Spice maker set to grow

McCormick adds to Lawry's line

August 02, 2008|By Andrea K. Walker | Andrea K. Walker,Sun reporter

Spice maker McCormick & Co. will soon expand capacity at its Hunt Valley plant as it prepares to begin manufacturing Lawry's seasonings and Adolph's marinades.

The Sparks company said yesterday that it had completed the $604 million acquisition of Lawry's from a division of Unilever. It was the biggest acquisition in McCormick's history.

Company officials said the deal would immediately add to earnings, but wouldn't have a significant impact on the number of employees.

"We see a number of opportunities to grow a business that we believe has been underserved in recent years," Alan D. Wilson, McCormick president and chief executive officer, said in a conference call with analysts yesterday.

McCormick had been pursuing Lawry's for at least a decade.

"This has been on our list for a long time," Wilson said later in a phone interview. "This is the single best acquisition we could have made in North America in our category from a scale perspective."

Wilson said the company would make a capital investment to increase manufacturing capacity in Hunt Valley and other locations.

The company said it expects the acquisition, which does not include employees and manufacturing facilities, to increases sales by 4 percent and add 8 to cents a share to earnings in the first year. It also increased sales growth estimates for this year to 9 percent to 10 percent and earnings per share guidance by 6 cents per share.

Because of competitive concerns, the Federal Trade Commission required McCormick to sell its Season-All division. The company sold the business to Morton International for $15 million in cash. It expects a $12 million gain from the deal.

The gain on the sale of Season-All will be offset in part by a $5 million pretax loss that relates to the rebalancing of McCormick's current debt structure with the new debt from the acquisition, the company said.

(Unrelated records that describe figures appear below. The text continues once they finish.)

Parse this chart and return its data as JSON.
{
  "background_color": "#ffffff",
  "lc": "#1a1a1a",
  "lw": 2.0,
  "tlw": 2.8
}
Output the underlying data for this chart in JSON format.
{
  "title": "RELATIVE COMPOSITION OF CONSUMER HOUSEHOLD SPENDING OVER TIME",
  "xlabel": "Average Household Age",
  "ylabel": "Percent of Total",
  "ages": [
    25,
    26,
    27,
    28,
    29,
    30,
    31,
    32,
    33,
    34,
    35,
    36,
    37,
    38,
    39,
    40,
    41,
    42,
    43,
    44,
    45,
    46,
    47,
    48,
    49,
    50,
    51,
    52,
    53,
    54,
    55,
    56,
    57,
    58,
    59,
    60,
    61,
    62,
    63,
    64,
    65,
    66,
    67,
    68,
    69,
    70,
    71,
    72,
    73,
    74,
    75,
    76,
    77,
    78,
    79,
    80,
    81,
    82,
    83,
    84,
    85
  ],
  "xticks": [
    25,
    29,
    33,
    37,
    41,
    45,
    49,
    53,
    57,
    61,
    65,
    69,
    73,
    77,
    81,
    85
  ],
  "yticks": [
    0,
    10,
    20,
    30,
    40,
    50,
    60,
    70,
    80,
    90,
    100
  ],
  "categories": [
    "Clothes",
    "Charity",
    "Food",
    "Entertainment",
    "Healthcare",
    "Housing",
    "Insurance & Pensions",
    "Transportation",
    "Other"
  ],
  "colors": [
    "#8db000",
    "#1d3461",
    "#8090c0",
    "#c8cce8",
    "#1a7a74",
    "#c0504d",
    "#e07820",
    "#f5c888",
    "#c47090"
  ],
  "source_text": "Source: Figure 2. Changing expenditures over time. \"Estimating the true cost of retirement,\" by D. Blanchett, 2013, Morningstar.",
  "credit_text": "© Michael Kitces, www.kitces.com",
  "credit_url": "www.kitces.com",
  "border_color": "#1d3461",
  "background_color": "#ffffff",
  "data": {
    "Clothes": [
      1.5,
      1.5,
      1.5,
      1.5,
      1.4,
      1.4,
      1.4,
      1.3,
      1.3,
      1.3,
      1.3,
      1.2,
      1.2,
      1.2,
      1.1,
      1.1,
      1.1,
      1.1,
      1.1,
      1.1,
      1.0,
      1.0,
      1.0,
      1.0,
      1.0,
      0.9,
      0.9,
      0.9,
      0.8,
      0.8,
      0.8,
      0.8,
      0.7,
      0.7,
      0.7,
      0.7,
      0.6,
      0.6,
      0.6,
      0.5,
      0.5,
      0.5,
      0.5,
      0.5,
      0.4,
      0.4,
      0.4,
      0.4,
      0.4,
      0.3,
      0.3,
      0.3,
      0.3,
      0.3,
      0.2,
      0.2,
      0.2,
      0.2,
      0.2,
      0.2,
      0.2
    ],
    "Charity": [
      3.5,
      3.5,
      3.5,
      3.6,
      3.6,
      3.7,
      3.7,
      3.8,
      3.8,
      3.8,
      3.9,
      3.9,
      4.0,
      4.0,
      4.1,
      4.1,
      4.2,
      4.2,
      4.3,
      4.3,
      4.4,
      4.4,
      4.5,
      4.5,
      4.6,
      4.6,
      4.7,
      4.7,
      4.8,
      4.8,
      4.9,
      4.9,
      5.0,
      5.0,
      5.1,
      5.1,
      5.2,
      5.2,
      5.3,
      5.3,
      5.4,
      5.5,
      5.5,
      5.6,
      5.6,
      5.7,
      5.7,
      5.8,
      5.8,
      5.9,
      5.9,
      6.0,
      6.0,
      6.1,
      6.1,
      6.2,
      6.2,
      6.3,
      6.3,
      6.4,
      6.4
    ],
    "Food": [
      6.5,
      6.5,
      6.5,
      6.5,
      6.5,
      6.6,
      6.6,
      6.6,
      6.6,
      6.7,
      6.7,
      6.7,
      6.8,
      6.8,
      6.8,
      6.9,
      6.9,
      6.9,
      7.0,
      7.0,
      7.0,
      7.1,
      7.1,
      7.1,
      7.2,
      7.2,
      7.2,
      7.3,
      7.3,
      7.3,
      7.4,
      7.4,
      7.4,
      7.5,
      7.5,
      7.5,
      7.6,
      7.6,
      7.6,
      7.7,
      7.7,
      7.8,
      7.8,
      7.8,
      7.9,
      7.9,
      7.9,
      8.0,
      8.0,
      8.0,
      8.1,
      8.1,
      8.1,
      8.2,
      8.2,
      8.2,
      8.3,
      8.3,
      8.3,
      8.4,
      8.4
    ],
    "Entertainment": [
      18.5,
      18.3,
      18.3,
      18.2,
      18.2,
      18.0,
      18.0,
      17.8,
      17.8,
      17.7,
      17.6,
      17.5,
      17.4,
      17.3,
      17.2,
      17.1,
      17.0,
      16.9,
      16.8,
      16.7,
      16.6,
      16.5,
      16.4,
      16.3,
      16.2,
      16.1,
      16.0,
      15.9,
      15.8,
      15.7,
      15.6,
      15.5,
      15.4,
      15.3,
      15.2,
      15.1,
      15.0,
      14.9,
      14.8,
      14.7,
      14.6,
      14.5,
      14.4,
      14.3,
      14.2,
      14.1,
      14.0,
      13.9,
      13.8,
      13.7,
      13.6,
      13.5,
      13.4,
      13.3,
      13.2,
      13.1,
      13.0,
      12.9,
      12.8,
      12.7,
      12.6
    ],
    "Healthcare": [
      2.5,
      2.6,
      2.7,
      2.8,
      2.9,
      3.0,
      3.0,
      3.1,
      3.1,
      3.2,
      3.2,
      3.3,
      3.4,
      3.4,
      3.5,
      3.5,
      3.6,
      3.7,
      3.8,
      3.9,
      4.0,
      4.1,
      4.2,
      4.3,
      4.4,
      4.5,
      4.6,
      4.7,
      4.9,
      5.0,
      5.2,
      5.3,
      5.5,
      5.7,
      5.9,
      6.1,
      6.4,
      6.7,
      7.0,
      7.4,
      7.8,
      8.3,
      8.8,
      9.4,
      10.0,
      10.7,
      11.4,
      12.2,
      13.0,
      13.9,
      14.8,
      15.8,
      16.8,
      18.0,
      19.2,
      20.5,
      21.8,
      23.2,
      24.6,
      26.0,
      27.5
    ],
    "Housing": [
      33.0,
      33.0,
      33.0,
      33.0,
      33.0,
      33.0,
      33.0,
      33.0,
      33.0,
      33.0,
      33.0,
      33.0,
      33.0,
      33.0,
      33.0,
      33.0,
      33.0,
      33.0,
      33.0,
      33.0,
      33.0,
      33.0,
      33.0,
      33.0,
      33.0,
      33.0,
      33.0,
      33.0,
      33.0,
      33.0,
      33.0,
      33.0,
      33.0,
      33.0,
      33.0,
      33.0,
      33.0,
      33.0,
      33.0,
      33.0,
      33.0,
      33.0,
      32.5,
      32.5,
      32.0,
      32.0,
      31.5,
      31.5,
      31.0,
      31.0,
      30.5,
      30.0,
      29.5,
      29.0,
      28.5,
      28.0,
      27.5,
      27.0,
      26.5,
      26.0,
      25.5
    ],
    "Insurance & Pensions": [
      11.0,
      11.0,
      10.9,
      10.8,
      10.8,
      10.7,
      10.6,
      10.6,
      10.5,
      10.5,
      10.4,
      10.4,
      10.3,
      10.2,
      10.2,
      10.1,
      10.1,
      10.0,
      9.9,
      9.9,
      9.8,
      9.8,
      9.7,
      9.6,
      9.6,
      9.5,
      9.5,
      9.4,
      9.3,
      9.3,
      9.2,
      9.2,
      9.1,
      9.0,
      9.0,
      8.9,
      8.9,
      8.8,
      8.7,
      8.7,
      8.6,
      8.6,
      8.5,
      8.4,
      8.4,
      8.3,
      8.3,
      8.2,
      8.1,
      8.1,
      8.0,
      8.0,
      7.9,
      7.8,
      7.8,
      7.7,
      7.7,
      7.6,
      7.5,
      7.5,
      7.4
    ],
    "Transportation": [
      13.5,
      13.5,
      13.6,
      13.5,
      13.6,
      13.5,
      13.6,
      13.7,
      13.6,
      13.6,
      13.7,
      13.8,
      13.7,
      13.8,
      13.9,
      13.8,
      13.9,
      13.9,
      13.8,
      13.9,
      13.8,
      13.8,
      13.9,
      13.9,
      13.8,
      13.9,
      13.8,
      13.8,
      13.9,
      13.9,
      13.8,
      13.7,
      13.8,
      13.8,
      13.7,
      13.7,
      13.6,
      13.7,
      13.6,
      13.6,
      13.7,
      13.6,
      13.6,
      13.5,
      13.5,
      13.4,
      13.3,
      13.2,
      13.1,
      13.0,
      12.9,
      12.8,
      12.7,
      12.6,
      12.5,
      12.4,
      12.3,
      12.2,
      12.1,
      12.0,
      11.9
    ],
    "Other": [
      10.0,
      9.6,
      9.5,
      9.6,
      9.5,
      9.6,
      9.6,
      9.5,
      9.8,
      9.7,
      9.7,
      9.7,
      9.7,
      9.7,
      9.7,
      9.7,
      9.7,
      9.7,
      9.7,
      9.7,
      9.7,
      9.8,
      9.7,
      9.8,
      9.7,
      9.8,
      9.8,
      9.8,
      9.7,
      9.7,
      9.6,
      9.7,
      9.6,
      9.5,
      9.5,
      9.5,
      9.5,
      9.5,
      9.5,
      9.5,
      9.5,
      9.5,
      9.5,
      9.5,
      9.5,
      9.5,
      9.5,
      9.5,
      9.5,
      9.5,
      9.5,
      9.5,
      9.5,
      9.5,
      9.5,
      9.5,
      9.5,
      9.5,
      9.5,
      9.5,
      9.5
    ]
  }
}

Wilson said he hopes to increase Lawry's sales through better marketing and the creation of new products. About 65 percent of Lawry's sales are seasoning blends sold under the Lawry's and Adolph's names at grocery stores and other retail outlets. Another 23 percent are wet marinades, while the remaining sales are to food service customers.

Wilson said that some of Lawry's products aren't as well-known on the East Coast. He said there is room for growth in the marinade and seasoning market because the sluggish economy has caused people to prepare more meals at home. For instance, people are buying more tenderizers as they cook lower grades of meats.

"We see this as a potential for growth even in the kind of economy we have now," Wilson said. "We think we can help provide solutions for consumers."

Shares of McCormick closed yesterday at $39.83, down 27 cents.